Episode 24 : Prête-moi ta plume

Transcript:

Chères auditrices, chers auditeurs,

Le mois d’avril est facétieux puisqu’il a commencé par le fameux poisson d’avril ! Alors, plaçons ce mois sous le signe de l’humour. J’ai choisi pour vous quelques extraits de la littérature contemporaine ainsi qu’un dessert théâtral qui, j’espère, vous feront sourire et même rire !

En 2006, Jean-Paul Dubois (lauréat du prix Fémina deux ans avant pour Une vie Française) publie un nouveau roman : Vous permettez, Monsieur Tanner ? Le sujet ? Un certain Monsieur Tanner vient d’hériter d’une maison en ruine et entreprend des travaux qui vont vite tourner au cauchemar (nightmare). Vous avez déjà vécu cette situation ? Ce court chapitre va peut-être vous rappeler des souvenirs ! Plantons le décor (let's set the scene): les ouvriers (workers) viennent d’arriver pour commencer le chantier et sont étonnés de la présence du propriétaire…

-  Vous travaillez avec nous ?

-  Oui, j’ai pris six mois de congés sans solde (unpaid leave).

-  Vous voulez dire que vous allez être sur le chantier tous les jours ?

-  Ça a l’air (it seems) de vous ennuyer (to annoy you).

-  C’est-à-dire que vous ne nous l’aviez pas dit. Nous, on n’a pas l’habitude de travailler avec quelqu’un.
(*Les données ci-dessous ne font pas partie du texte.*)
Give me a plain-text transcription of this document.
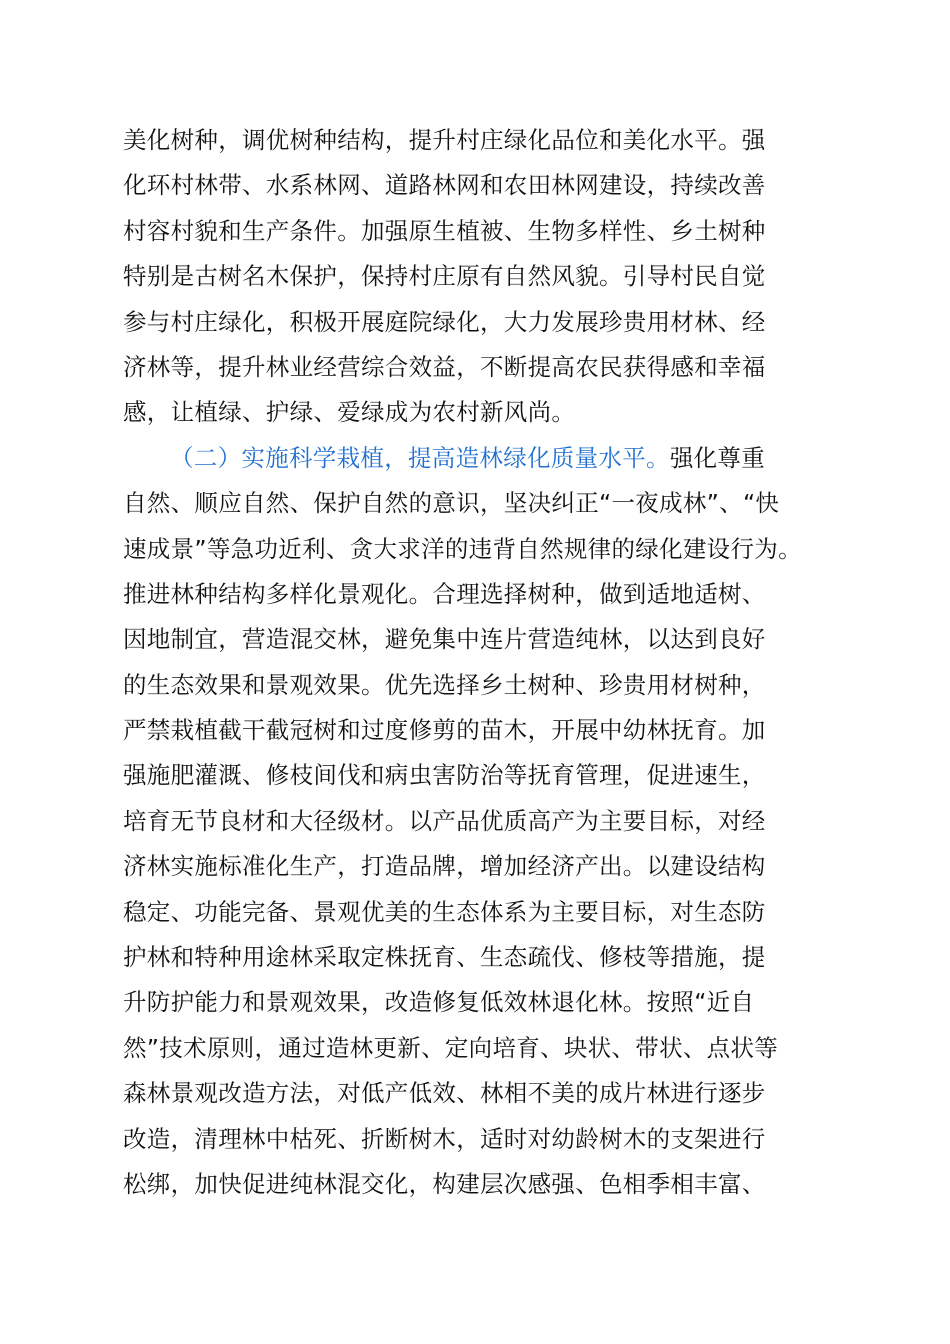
美化树种，调优树种结构，提升村庄绿化品位和美化水平。强
化环村林带、水系林网、道路林网和农田林网建设，持续改善
村容村貌和生产条件。加强原生植被、生物多样性、乡土树种
特别是古树名木保护，保持村庄原有自然风貌。引导村民自觉
参与村庄绿化，积极开展庭院绿化，大力发展珍贵用材林、经
济林等，提升林业经营综合效益，不断提高农民获得感和幸福
感，让植绿、护绿、爱绿成为农村新风尚。
（二）实施科学栽植，提高造林绿化质量水平。强化尊重
自然、顺应自然、保护自然的意识，坚决纠正“一夜成林”、“快
速成景”等急功近利、贪大求洋的违背自然规律的绿化建设行为。
推进林种结构多样化景观化。合理选择树种，做到适地适树、
因地制宜，营造混交林，避免集中连片营造纯林，以达到良好
的生态效果和景观效果。优先选择乡土树种、珍贵用材树种，
严禁栽植截干截冠树和过度修剪的苗木，开展中幼林抚育。加
强施肥灌溉、修枝间伐和病虫害防治等抚育管理，促进速生，
培育无节良材和大径级材。以产品优质高产为主要目标，对经
济林实施标准化生产，打造品牌，增加经济产出。以建设结构
稳定、功能完备、景观优美的生态体系为主要目标，对生态防
护林和特种用途林采取定株抚育、生态疏伐、修枝等措施，提
升防护能力和景观效果，改造修复低效林退化林。按照“近自
然”技术原则，通过造林更新、定向培育、块状、带状、点状等
森林景观改造方法，对低产低效、林相不美的成片林进行逐步
改造，清理林中枯死、折断树木，适时对幼龄树木的支架进行
松绑，加快促进纯林混交化，构建层次感强、色相季相丰富、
Généralement les types (the guys) pour lesquels on bosse (work), on ne les voit que le vendredi, le jour de la paye.

-  Et bien moi, vous me verrez tous les jours de la semaine.

-  Vous plaisantez, monsieur Tanner. En tout cas, il faut qu’on se mette d’accord : qui est-ce qui va commander ?

-  Je ne comprends pas.

-  Ben, qui va commander le boulot ? C’est vous le patron, mais vous n’y connaissez rien aux charpentes (frameworks), alors comment on va faire ?

-  D’abord, j’ai déjà refait un toit dans ma première maison et, ensuite, chacun va travailler de son côté.

-  Nous, le nôtre, et vous, le vôtre, c’est ça ? Autrement dit on pourra faire à notre façon sans que vous vous en mêliez.

-  Si tout se passe bien, oui.

-  Et qui est-ce qui va décider si ça se passe bien ou pas ?

-  Moi.

-  Bon… Dites, la chienne de Pedro vient d’avoir des petits. Il ne peut pas la laisser seule chez lui avec tous ces chiots à cause des voisins, vous comprenez, les aboiements (barks), tout ça. Alors, il les a amenés, pensant les lâcher dans votre jardin. Bien sûr, il savait pas que vous seriez là. Ça pose un problème ?

-  Quoi ?

-  Qu’il lâche les chiens dans le jardin.

-  Il y en a combien ?

- Six. Avec la chienne.

 Avant même que j’aie eu le temps de donner ma réponse la meute (pack) jaillit de la camionnette et s’égaya (brightened) dans l’herbe. Des bêtes quasi adultes, gueulardes (loud), excitées, agressives entre elles et surtout d’une laideur(ugliness) embarrassante. Lorsque la famille m’aperçut, chacun vint me renifler (sniff) et tourner autour de mes mollets. Aussi étrange que cela puisse paraitre, ces animaux sentaient l’essence, plus exactement le gasoil. Ils rôdèrent un moment dans mes parages (surroundings) et, obéissant à un invisible signal, se mirent à aboyer contre moi. Pierre et Pedro regardaient la scène en riant, puis, comprenant que les bâtards passaient la mesure, le maître des fauves s’approcha et décocha un grand coup de pied dans le ventre de la chienne. Instantanément le vacarme (din) cessa. En guise d’excuse, Pedro me dit :

-  C’est parce qu’ils ne vous connaissent pas encore. Dans quelques jours, ça ira mieux.

***

Dans le roman de Jean Teulé publié en 2007, la famille Tuvache tient une drôle de boutique : Le magasin des suicides (c’est le titre du livre, d’ailleurs !). Ici on ne vend que des articles permettant de mettre fin à sa vie avec comme promesse : « Mort ou remboursé (refunded)».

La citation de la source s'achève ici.